On the basis of all obtained information and comparison of the crucial parts of the 1H NMR spectra of PZQ (a), MIX 1 (b), COG 1 (c) and COG 2 (d) (Figure 6) the plausible structure was identified as the main impurity in both coground samples COG 1 and COG 2 after grinding with Syloid 244 FP in the vibrational mill as a result of ring opening and subsequent oxidation reactions giving the only transformation structure DP possessing the formyl and hydroxyl groups in its structure (Scheme 1). From the present study and according to the 1H NMR spectrum of the COG 1 sample (Figure 7), the DP product shows a characteristic new signal for the formyl group with the chemical shift at 10.1 ppm and characteristic new signals between 5.5 and 2.5 ppm with very similar coupling constants as for proton signals in the PZQ sample confirming that part of the DP structure remains the same as it originally was in the starting PZQ.

Figure 7.

Aliphatic (upper) and aromatic (lower) parts of 1H NMR spectra of COG 1 sample with the highlighted new signals and the proposed structure of the plausible degradation product DP.

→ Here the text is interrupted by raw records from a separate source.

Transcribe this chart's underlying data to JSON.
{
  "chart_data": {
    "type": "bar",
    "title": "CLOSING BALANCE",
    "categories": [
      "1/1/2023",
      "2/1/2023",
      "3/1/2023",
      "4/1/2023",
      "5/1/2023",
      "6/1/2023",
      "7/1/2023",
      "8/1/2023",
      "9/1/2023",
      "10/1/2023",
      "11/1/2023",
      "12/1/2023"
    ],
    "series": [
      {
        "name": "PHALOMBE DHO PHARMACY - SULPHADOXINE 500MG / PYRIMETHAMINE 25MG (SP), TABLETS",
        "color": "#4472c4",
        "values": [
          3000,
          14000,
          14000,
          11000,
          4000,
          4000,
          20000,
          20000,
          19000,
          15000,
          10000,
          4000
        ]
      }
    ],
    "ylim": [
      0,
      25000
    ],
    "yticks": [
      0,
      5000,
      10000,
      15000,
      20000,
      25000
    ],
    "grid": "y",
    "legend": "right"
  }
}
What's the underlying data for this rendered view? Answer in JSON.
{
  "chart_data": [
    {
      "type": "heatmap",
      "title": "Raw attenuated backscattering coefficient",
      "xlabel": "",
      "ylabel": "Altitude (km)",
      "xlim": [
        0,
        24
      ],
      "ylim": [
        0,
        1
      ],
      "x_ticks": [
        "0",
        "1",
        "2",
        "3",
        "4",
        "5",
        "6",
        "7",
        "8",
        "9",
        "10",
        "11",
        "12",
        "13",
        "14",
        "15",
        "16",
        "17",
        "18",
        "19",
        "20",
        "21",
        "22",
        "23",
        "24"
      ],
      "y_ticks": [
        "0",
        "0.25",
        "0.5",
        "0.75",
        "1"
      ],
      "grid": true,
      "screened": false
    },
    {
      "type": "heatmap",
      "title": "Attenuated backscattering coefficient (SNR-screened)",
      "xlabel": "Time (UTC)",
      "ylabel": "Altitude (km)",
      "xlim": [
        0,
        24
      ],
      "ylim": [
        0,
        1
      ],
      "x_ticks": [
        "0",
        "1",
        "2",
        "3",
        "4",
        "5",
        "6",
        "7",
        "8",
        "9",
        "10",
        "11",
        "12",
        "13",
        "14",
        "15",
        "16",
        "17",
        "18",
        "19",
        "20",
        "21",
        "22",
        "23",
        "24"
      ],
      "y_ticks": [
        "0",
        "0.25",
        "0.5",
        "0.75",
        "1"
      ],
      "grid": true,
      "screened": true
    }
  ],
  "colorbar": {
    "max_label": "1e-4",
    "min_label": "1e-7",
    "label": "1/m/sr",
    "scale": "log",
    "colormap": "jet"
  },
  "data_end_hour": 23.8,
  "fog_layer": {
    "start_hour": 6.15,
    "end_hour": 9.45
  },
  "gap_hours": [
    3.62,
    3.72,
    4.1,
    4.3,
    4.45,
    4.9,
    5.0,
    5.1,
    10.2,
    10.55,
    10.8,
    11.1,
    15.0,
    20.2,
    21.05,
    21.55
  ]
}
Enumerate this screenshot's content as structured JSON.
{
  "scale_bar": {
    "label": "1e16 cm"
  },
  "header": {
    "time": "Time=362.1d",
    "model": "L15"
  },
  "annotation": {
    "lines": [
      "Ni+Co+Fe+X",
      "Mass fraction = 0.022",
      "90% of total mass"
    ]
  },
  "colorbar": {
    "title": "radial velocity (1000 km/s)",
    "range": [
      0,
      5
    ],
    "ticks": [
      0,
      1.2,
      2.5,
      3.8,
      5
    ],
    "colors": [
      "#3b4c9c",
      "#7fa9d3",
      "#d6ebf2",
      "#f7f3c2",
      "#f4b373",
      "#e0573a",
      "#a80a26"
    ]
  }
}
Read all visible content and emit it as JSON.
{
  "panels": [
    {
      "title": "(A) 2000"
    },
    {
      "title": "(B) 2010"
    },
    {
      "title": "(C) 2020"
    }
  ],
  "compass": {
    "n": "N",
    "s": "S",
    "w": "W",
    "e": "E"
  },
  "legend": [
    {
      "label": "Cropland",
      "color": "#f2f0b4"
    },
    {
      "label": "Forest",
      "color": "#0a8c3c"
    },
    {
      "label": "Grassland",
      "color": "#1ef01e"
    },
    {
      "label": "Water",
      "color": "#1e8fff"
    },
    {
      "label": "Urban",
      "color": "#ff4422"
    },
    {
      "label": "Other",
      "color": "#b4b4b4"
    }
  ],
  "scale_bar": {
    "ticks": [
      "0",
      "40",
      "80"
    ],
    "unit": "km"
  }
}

The plausible structure of DP neither belongs to the type of degradation products reported by Čizmić and coworkers [22] nor to those we have seen before in our research [18]. By NMR and MS analyses the different mechanism of degradation with Syloid was found in comparison to povidone and crospovidone [18]. The detected number of new signals in NMR spectra, the integrals, coupling constants and presence of formyl group and the mass and fragmentation in MS spectra clearly show that the proposed structure of DP is the only possible and reasonable one that can satisfy all the data obtained by nuclear magnetic resonance spectroscopy and mass spectrometry experiments. The chemistry leading to such a derivative is definitely plausible; there was a breaking of the single bond between two C atoms of the six-membered ring followed by further oxidation to the formyl and hydroxy functional groups which tend to lose oxygen and water giving very characteristic recognizable signals in the NMR and mass spectrum. It is an important fact that degradation product DP using Syloid is quite different and more functionalized than those previously found with povidone and crospovidone [18] due to the nature of mesoporous silica as excipient and its potential for interactions with the molecules of the drug. In the present case ring opening has happened on only one six-membered ring by cleavage of the C–C bond giving the precondition for further oxidation processes resulting in highly functionalized DP. We can offer an explanation of plausible interaction of PZQ with Syloid 244 FP originating this special degradation process under the experimental conditions presented. As is known, the silica surface is covered by silanol groups that represent places of interaction and absorption, able to create both weak or covalent interactions in contact with functionalized substrate that are fundamental to immobilizing the drug. The H-bond donor nature of the silanol group can favor the formation of links when in contact with H-bond acceptor atoms. In this particular case, the H-bonds between two silanol groups and two carbonyl groups of PZQ probably affect the tension of exact ring thereby generating the driving force for the specific transformation to the specific DP. One can conclude that mesoporous silica affects the breaking of the stronger C–C bond than povidone or crospovidone affecting the C–N bond cleavage [18].

4. Conclusions

Syloid 244 FP has demonstrated an uncommon ability of promoting a change in physical state upon grinding toward Praziquantel, obtaining its almost complete noncrystalline state already after 15 min of process, as confirmed by PXRD, DSC and ESEM analyses. Alongside the de-structuring of the crystalline latex, however, a reduced drug recovery could be noted already after 15 min of grinding. In-depth analyses (UPLC to NMR) made it possible to recognize the appearance of a specific degradation product (DP, Scheme 1). The same degradation product is found even at longer grinding times (30). This article therefore confirms the susceptibility to degradation of Praziquantel when neat co-milled with excipients and confirms that this degradation product is specific to the excipient used.